Speaking at SlatorCon London in May, CEO of Hogarth Worldwide Richard Glasson described how the company operates in advertising production across all media to deliver an array of marketing-related services, integrating strategies of “production de-coupling, on-site content operations, global consolidation and direct production relationships”, thus highlighting the diverse nature of the business.

  • E-Commerce

The boom in the E-commerce is also spawning more user-generated content, such as online reviews, and is driving localization demand for content such as digital catalogs and product descriptions. Given that the segment is characterized by high volume and speed, localization output must be optimized. This means deploying language technologies that drive productivity such as neural machine translation (NMT) capabilities and translation management systems (TMS) that enable localization work to be quickly outsourced to linguists.
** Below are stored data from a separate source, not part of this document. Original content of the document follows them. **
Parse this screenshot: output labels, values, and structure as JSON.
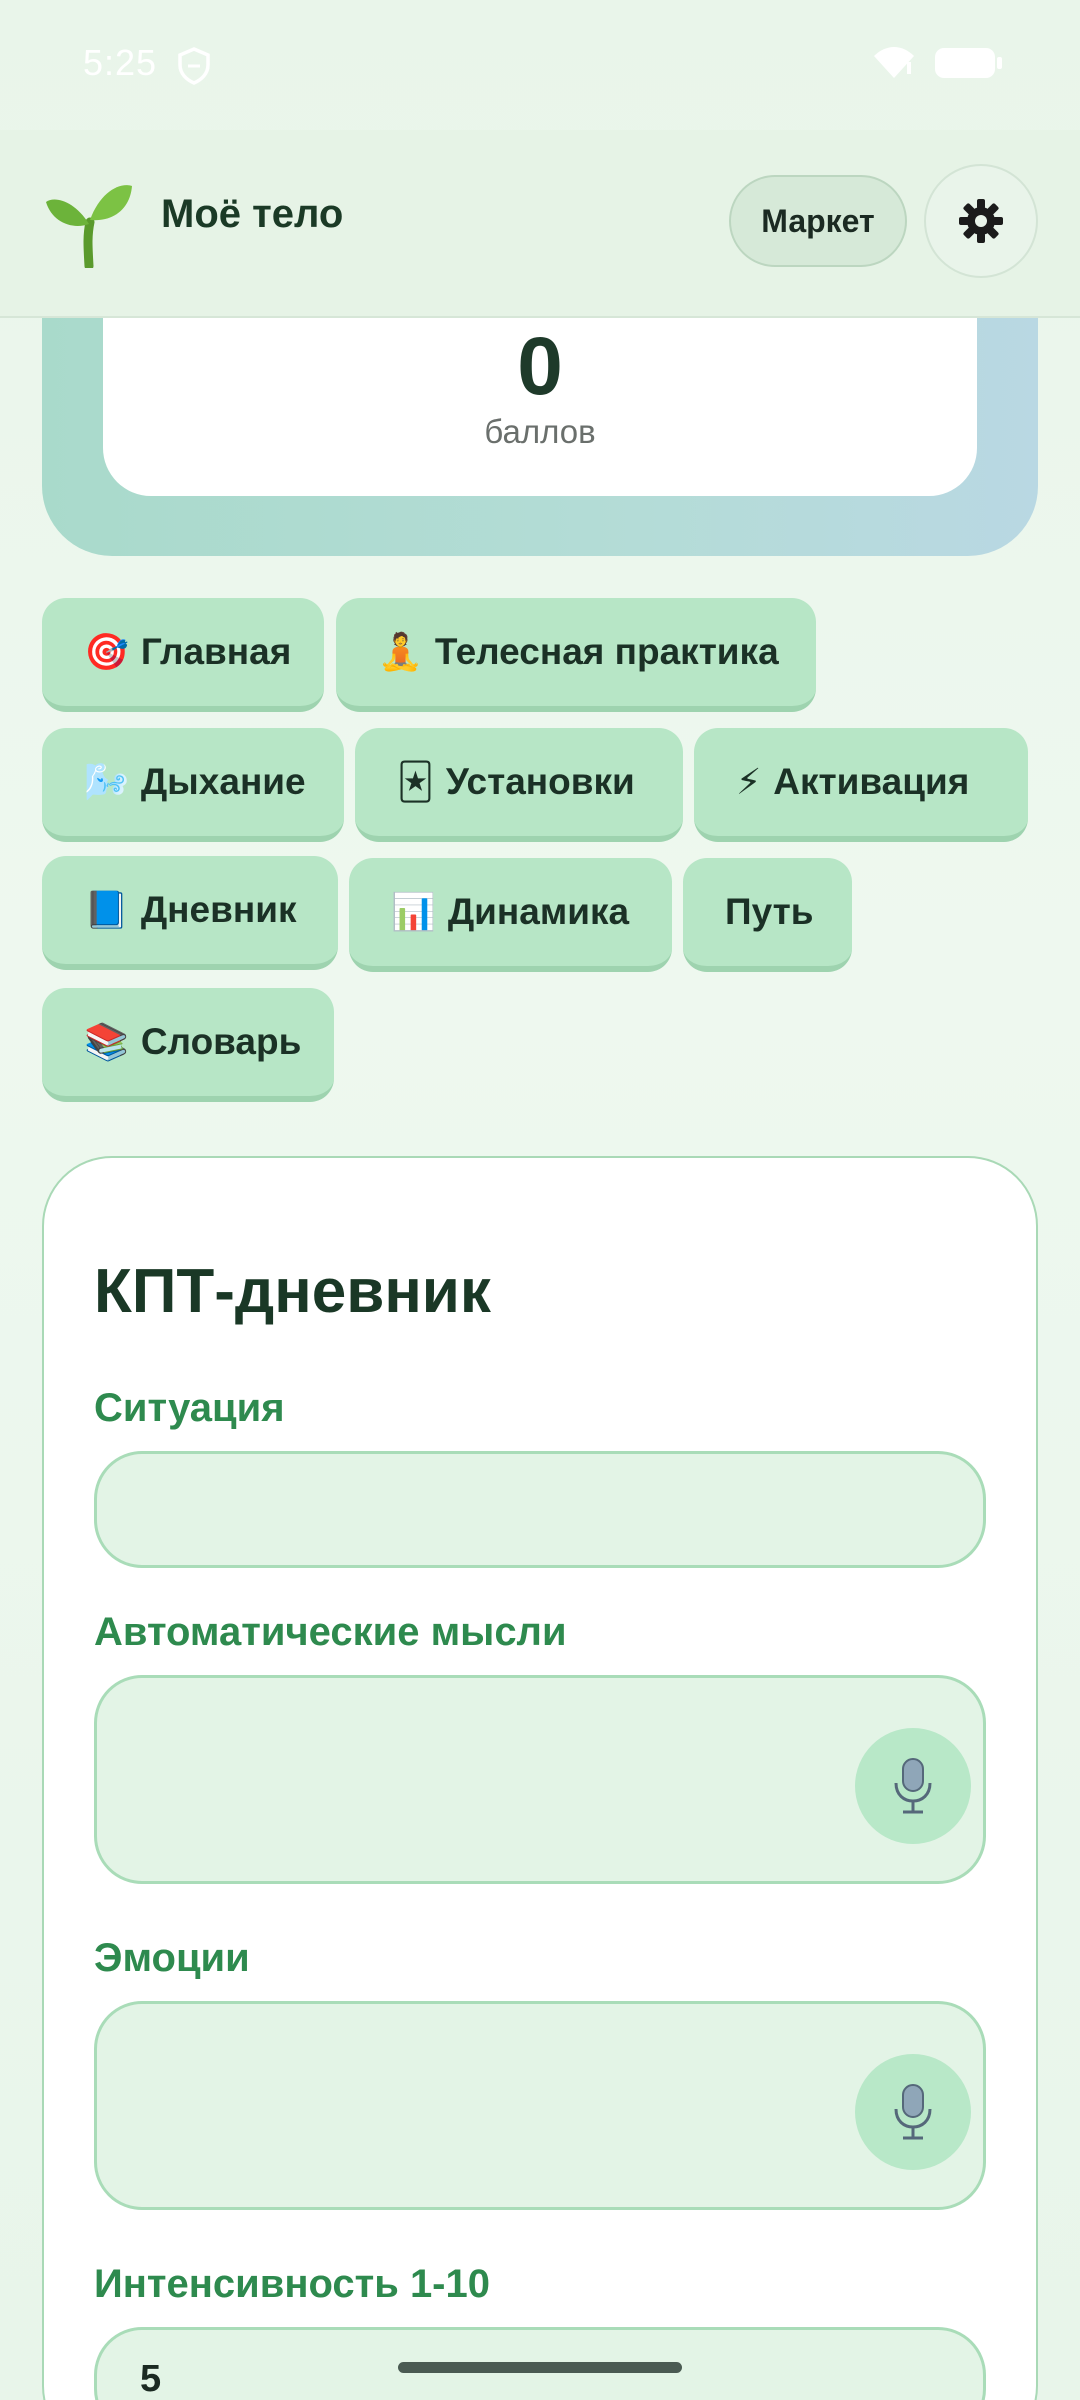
{
  "status_bar": {
    "time": "5:25"
  },
  "header": {
    "app_title": "Моё тело",
    "market_label": "Маркет"
  },
  "score": {
    "value": "0",
    "label": "баллов"
  },
  "tabs": [
    {
      "emoji": "🎯",
      "label": "Главная"
    },
    {
      "emoji": "🧘",
      "label": "Телесная практика"
    },
    {
      "emoji": "🌬️",
      "label": "Дыхание"
    },
    {
      "emoji": "🃏",
      "label": "Установки"
    },
    {
      "emoji": "⚡",
      "label": "Активация"
    },
    {
      "emoji": "📘",
      "label": "Дневник"
    },
    {
      "emoji": "📊",
      "label": "Динамика"
    },
    {
      "emoji": "",
      "label": "Путь"
    },
    {
      "emoji": "📚",
      "label": "Словарь"
    }
  ],
  "diary": {
    "title": "КПТ-дневник",
    "situation_label": "Ситуация",
    "situation_value": "",
    "thoughts_label": "Автоматические мысли",
    "thoughts_value": "",
    "emotions_label": "Эмоции",
    "emotions_value": "",
    "intensity_label": "Интенсивность 1-10",
    "intensity_value": "5"
  },
  "icons": {
    "logo": "sprout-icon",
    "settings": "gear-icon",
    "mic": "microphone-icon"
  },
  "colors": {
    "accent_green": "#2e8a4e",
    "tab_bg": "#b7e6c6",
    "field_bg": "#e3f4e6"
  }
}
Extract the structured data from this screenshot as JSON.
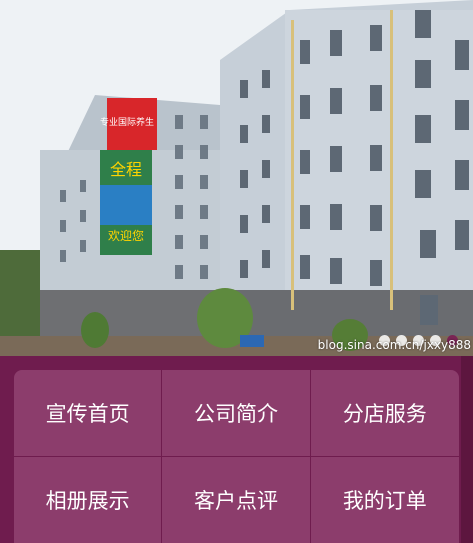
{
  "banner": {
    "watermark": "blog.sina.com.cn/jxxy888",
    "slide_count": 5,
    "active_slide": 5,
    "sign_text_top": "专业国际养生",
    "sign_text_mid": "全程",
    "sign_text_bottom": "欢迎您"
  },
  "menu": {
    "items": [
      {
        "label": "宣传首页"
      },
      {
        "label": "公司简介"
      },
      {
        "label": "分店服务"
      },
      {
        "label": "相册展示"
      },
      {
        "label": "客户点评"
      },
      {
        "label": "我的订单"
      }
    ]
  },
  "colors": {
    "background": "#6f1c4e",
    "menu_tile": "#8c3d6c"
  }
}
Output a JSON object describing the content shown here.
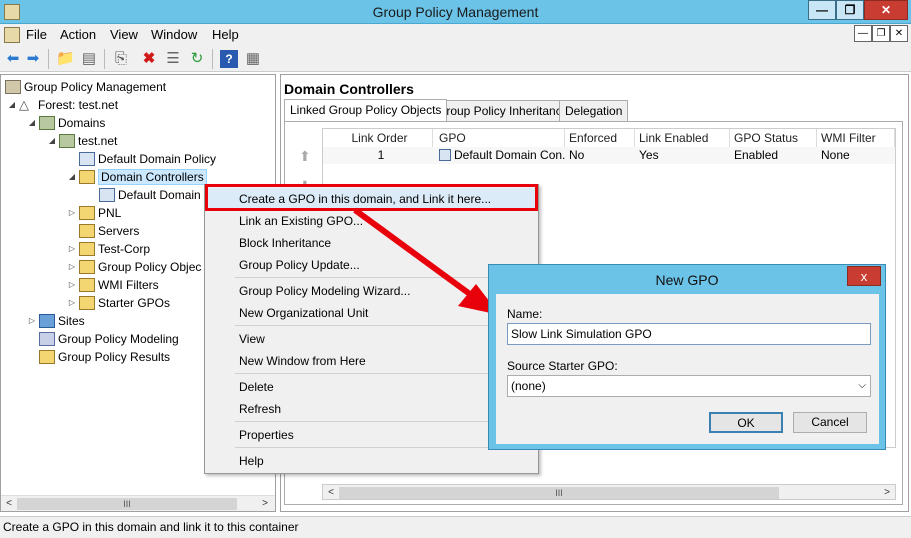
{
  "window": {
    "title": "Group Policy Management",
    "min": "—",
    "max": "❐",
    "close": "✕"
  },
  "menubar": {
    "items": [
      "File",
      "Action",
      "View",
      "Window",
      "Help"
    ],
    "mdi": [
      "—",
      "❐",
      "✕"
    ]
  },
  "tree": {
    "root": "Group Policy Management",
    "forest": "Forest: test.net",
    "domains": "Domains",
    "domain": "test.net",
    "default_domain_policy": "Default Domain Policy",
    "domain_controllers": "Domain Controllers",
    "default_domain_child": "Default Domain",
    "pnl": "PNL",
    "servers": "Servers",
    "test_corp": "Test-Corp",
    "gpo_objects": "Group Policy Objec",
    "wmi_filters": "WMI Filters",
    "starter_gpos": "Starter GPOs",
    "sites": "Sites",
    "modeling": "Group Policy Modeling",
    "results": "Group Policy Results"
  },
  "scroll": {
    "left": "<",
    "thumb": "III",
    "right": ">"
  },
  "right": {
    "title": "Domain Controllers",
    "tabs": [
      "Linked Group Policy Objects",
      "Group Policy Inheritance",
      "Delegation"
    ],
    "columns": [
      "Link Order",
      "GPO",
      "Enforced",
      "Link Enabled",
      "GPO Status",
      "WMI Filter"
    ],
    "row": {
      "link_order": "1",
      "gpo": "Default Domain Con...",
      "enforced": "No",
      "link_enabled": "Yes",
      "gpo_status": "Enabled",
      "wmi_filter": "None"
    }
  },
  "context_menu": {
    "create_gpo": "Create a GPO in this domain, and Link it here...",
    "link_existing": "Link an Existing GPO...",
    "block_inheritance": "Block Inheritance",
    "gp_update": "Group Policy Update...",
    "modeling_wizard": "Group Policy Modeling Wizard...",
    "new_ou": "New Organizational Unit",
    "view": "View",
    "new_window": "New Window from Here",
    "delete": "Delete",
    "refresh": "Refresh",
    "properties": "Properties",
    "help": "Help"
  },
  "dialog": {
    "title": "New GPO",
    "close": "x",
    "name_label": "Name:",
    "name_value": "Slow Link Simulation GPO",
    "starter_label": "Source Starter GPO:",
    "starter_value": "(none)",
    "ok": "OK",
    "cancel": "Cancel"
  },
  "status": "Create a GPO in this domain and link it to this container",
  "colors": {
    "titlebar": "#6cc3e8",
    "close": "#c83c32",
    "highlight": "#e8000b",
    "selection": "#cce8ff"
  }
}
For companies wanting to deliver real-time customer support through web or mobile apps, using live chat with humans or bots, the challenge to provide the same level of support in multiple languages is a major challenge. According to Mihai Vlad, VP AI & Machine Learning Solutions at SDL, the purpose of Linguistic Artificial Intelligence (AI) is to “help customers and employees to get relevance faster”.  While customer support is still a nascent segment, it will benefit from further developments in NMT, AI and machine learning as bots begin to integrate improved NMT.

#DisruptThyself

While commentators can be quick to write certain segments off as language-technology resistant, it is clear that uptake is demand-driven and often segment-specific. LSPs will need to expand across more of the localization supply chain to thrive, and developing and selecting the right language technologies will help overcome the barriers to entry for these growth segments.

LSPs therefore, need to be proactive in adapting, changing and innovating. At SlatorCon London, Glasson set the challenge for LSPs, warning “someone is going to disrupt us if we don’t disrupt ourselves”.